Tous là pour Aya… sans oublier le PSG. En ce samedi soir, le match vient à peine de commencer que les 70 000 personnes convergent vers le Stade de France où Aya Nakamura donne le 2e de ses 3 shows dans l’immense enceinte de Saint-Denis (Seine-Saint-Denis).
Énormément de jeunes filles branchées, parfois ultra-lookées en mini-short et grandes bottes. Et quelques maillots du PSG ici et là. Il est 18h30 et les nouvelles ne sont pas bonnes du côté de Budapest. Maria en sait quelque chose. Cette banlieusarde de 35 ans porte un maillot de l’équipe parisienne. « Je suis le match sur mon téléphone », confie-t-elle en faisant la queue pour acheter un tee-shirt de son idole.
« Je ne pouvais pas rater ce concert même si je supporte le PSG. J’ai ma place depuis longtemps et Aya, c’est la Reine », ajoute-t-elle derrière ses lunettes noires. Et à cet instant, l’un peut aller avec l’autre. « L’heure du match fait que l’on peut suivre la finale et entrer dans le Stade après, ajoute Prefina, essonnienne de 21 ans venue aussi avec son maillot des Parisiens. Et si le PSG gagne, on continuera la fête avec Aya. »

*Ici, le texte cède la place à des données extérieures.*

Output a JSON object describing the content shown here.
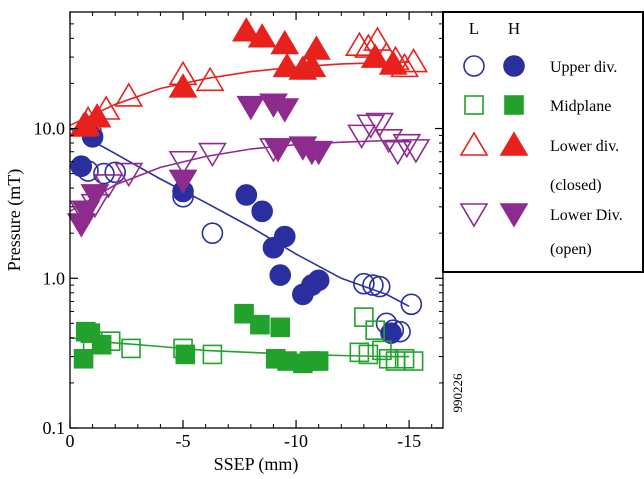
{
  "chart_data": {
    "type": "scatter",
    "xlabel": "SSEP (mm)",
    "ylabel": "Pressure (mT)",
    "xlim": [
      0,
      -16.5
    ],
    "ylim": [
      0.1,
      60
    ],
    "y_scale": "log",
    "x_ticks": [
      0,
      -5,
      -10,
      -15
    ],
    "x_tick_labels": [
      "0",
      "-5",
      "-10",
      "-15"
    ],
    "y_ticks": [
      0.1,
      1.0,
      10.0
    ],
    "y_tick_labels": [
      "0.1",
      "1.0",
      "10.0"
    ],
    "grid": false,
    "legend_position": "top-right",
    "figure_id": "990226",
    "legend": {
      "col_low": "L",
      "col_high": "H",
      "entries": [
        {
          "label": "Upper div.",
          "sublabel": ""
        },
        {
          "label": "Midplane",
          "sublabel": ""
        },
        {
          "label": "Lower div.",
          "sublabel": "(closed)"
        },
        {
          "label": "Lower Div.",
          "sublabel": "(open)"
        }
      ]
    },
    "series": [
      {
        "marker": "circle",
        "color": "#2a2fa0",
        "L": [
          [
            -0.8,
            5.2
          ],
          [
            -1.5,
            5.0
          ],
          [
            -2.0,
            5.1
          ],
          [
            -5.0,
            3.5
          ],
          [
            -6.3,
            2.0
          ],
          [
            -13.0,
            0.92
          ],
          [
            -13.4,
            0.9
          ],
          [
            -13.7,
            0.88
          ],
          [
            -14.0,
            0.5
          ],
          [
            -14.3,
            0.45
          ],
          [
            -14.6,
            0.44
          ],
          [
            -15.1,
            0.67
          ]
        ],
        "H": [
          [
            -0.5,
            5.6
          ],
          [
            -1.0,
            8.8
          ],
          [
            -5.0,
            3.8
          ],
          [
            -7.8,
            3.6
          ],
          [
            -8.5,
            2.8
          ],
          [
            -9.0,
            1.6
          ],
          [
            -9.5,
            1.9
          ],
          [
            -9.3,
            1.05
          ],
          [
            -10.3,
            0.78
          ],
          [
            -10.7,
            0.9
          ],
          [
            -11.0,
            0.97
          ],
          [
            -14.2,
            0.43
          ]
        ],
        "fit": [
          [
            0,
            10
          ],
          [
            -2,
            6.8
          ],
          [
            -4,
            4.6
          ],
          [
            -6,
            3.2
          ],
          [
            -8,
            2.2
          ],
          [
            -10,
            1.45
          ],
          [
            -12,
            1.0
          ],
          [
            -14,
            0.78
          ],
          [
            -15,
            0.65
          ]
        ]
      },
      {
        "marker": "square",
        "color": "#22a12c",
        "L": [
          [
            -1.0,
            0.38
          ],
          [
            -1.8,
            0.38
          ],
          [
            -2.7,
            0.34
          ],
          [
            -5.0,
            0.34
          ],
          [
            -6.3,
            0.31
          ],
          [
            -12.8,
            0.32
          ],
          [
            -13.0,
            0.55
          ],
          [
            -13.2,
            0.31
          ],
          [
            -13.5,
            0.45
          ],
          [
            -13.8,
            0.33
          ],
          [
            -14.1,
            0.29
          ],
          [
            -14.4,
            0.28
          ],
          [
            -14.8,
            0.29
          ],
          [
            -15.2,
            0.28
          ]
        ],
        "H": [
          [
            -0.6,
            0.29
          ],
          [
            -0.7,
            0.44
          ],
          [
            -0.9,
            0.43
          ],
          [
            -1.4,
            0.36
          ],
          [
            -5.1,
            0.31
          ],
          [
            -7.7,
            0.58
          ],
          [
            -8.4,
            0.49
          ],
          [
            -9.1,
            0.29
          ],
          [
            -9.3,
            0.47
          ],
          [
            -9.6,
            0.28
          ],
          [
            -10.3,
            0.27
          ],
          [
            -10.6,
            0.28
          ],
          [
            -11.0,
            0.28
          ]
        ],
        "fit": [
          [
            0,
            0.4
          ],
          [
            -2,
            0.37
          ],
          [
            -4,
            0.35
          ],
          [
            -6,
            0.33
          ],
          [
            -8,
            0.32
          ],
          [
            -10,
            0.31
          ],
          [
            -12,
            0.305
          ],
          [
            -14,
            0.3
          ],
          [
            -15,
            0.3
          ]
        ]
      },
      {
        "marker": "triangle-up",
        "color": "#e8211d",
        "L": [
          [
            -0.6,
            10.4
          ],
          [
            -0.8,
            11.5
          ],
          [
            -1.6,
            13.5
          ],
          [
            -2.6,
            16.5
          ],
          [
            -5.0,
            23.0
          ],
          [
            -6.2,
            21.0
          ],
          [
            -12.8,
            36.0
          ],
          [
            -13.2,
            35.0
          ],
          [
            -13.6,
            39.0
          ],
          [
            -14.0,
            31.0
          ],
          [
            -14.4,
            29.0
          ],
          [
            -14.8,
            26.0
          ],
          [
            -15.2,
            28.0
          ]
        ],
        "H": [
          [
            -0.7,
            10.6
          ],
          [
            -1.2,
            12.0
          ],
          [
            -5.0,
            19.0
          ],
          [
            -7.8,
            45.0
          ],
          [
            -8.5,
            41.0
          ],
          [
            -9.5,
            37.0
          ],
          [
            -9.6,
            26.0
          ],
          [
            -10.3,
            25.0
          ],
          [
            -10.7,
            26.0
          ],
          [
            -10.9,
            34.0
          ],
          [
            -13.5,
            30.0
          ],
          [
            -14.3,
            27.0
          ]
        ],
        "fit": [
          [
            0,
            10.5
          ],
          [
            -2,
            14.5
          ],
          [
            -4,
            18.5
          ],
          [
            -6,
            21.5
          ],
          [
            -8,
            24.0
          ],
          [
            -10,
            25.8
          ],
          [
            -12,
            27.0
          ],
          [
            -14,
            27.6
          ],
          [
            -15,
            27.8
          ]
        ]
      },
      {
        "marker": "triangle-down",
        "color": "#8e2b8e",
        "L": [
          [
            -0.6,
            2.8
          ],
          [
            -1.1,
            3.1
          ],
          [
            -1.7,
            4.2
          ],
          [
            -2.6,
            5.0
          ],
          [
            -5.0,
            6.0
          ],
          [
            -6.3,
            6.8
          ],
          [
            -9.0,
            7.3
          ],
          [
            -12.9,
            9.0
          ],
          [
            -13.3,
            10.5
          ],
          [
            -13.7,
            10.8
          ],
          [
            -14.1,
            8.4
          ],
          [
            -14.5,
            7.0
          ],
          [
            -14.9,
            7.8
          ],
          [
            -15.3,
            7.2
          ]
        ],
        "H": [
          [
            -0.5,
            2.3
          ],
          [
            -0.7,
            2.8
          ],
          [
            -1.1,
            3.6
          ],
          [
            -5.0,
            4.5
          ],
          [
            -8.0,
            14.0
          ],
          [
            -9.0,
            14.5
          ],
          [
            -9.5,
            13.5
          ],
          [
            -9.2,
            7.3
          ],
          [
            -10.3,
            7.5
          ],
          [
            -10.7,
            7.0
          ],
          [
            -11.0,
            7.0
          ]
        ],
        "fit": [
          [
            0,
            2.8
          ],
          [
            -2,
            4.2
          ],
          [
            -4,
            5.5
          ],
          [
            -6,
            6.5
          ],
          [
            -8,
            7.3
          ],
          [
            -10,
            7.8
          ],
          [
            -12,
            8.1
          ],
          [
            -14,
            8.3
          ],
          [
            -15,
            8.35
          ]
        ]
      }
    ]
  }
}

Soudain, le Stade de France bascule dans la folie pure
Sauf que le match s’étire jusqu’aux prolongations puis aux tirs au but, tandis qu’Aya Nakamura démarre son show à 20h30 avec une (fausse) arrivée en hélicoptère. Le public est en folie dès les premières chansons du show : « Baby », « Jolie nana ». Puis elle enchaîne avec « Comportement », son tout premier tube de 2017. Certes, c’est un classique qui réjouit les fans. Mais au milieu du morceau, on sent qu’il se passe quelque chose.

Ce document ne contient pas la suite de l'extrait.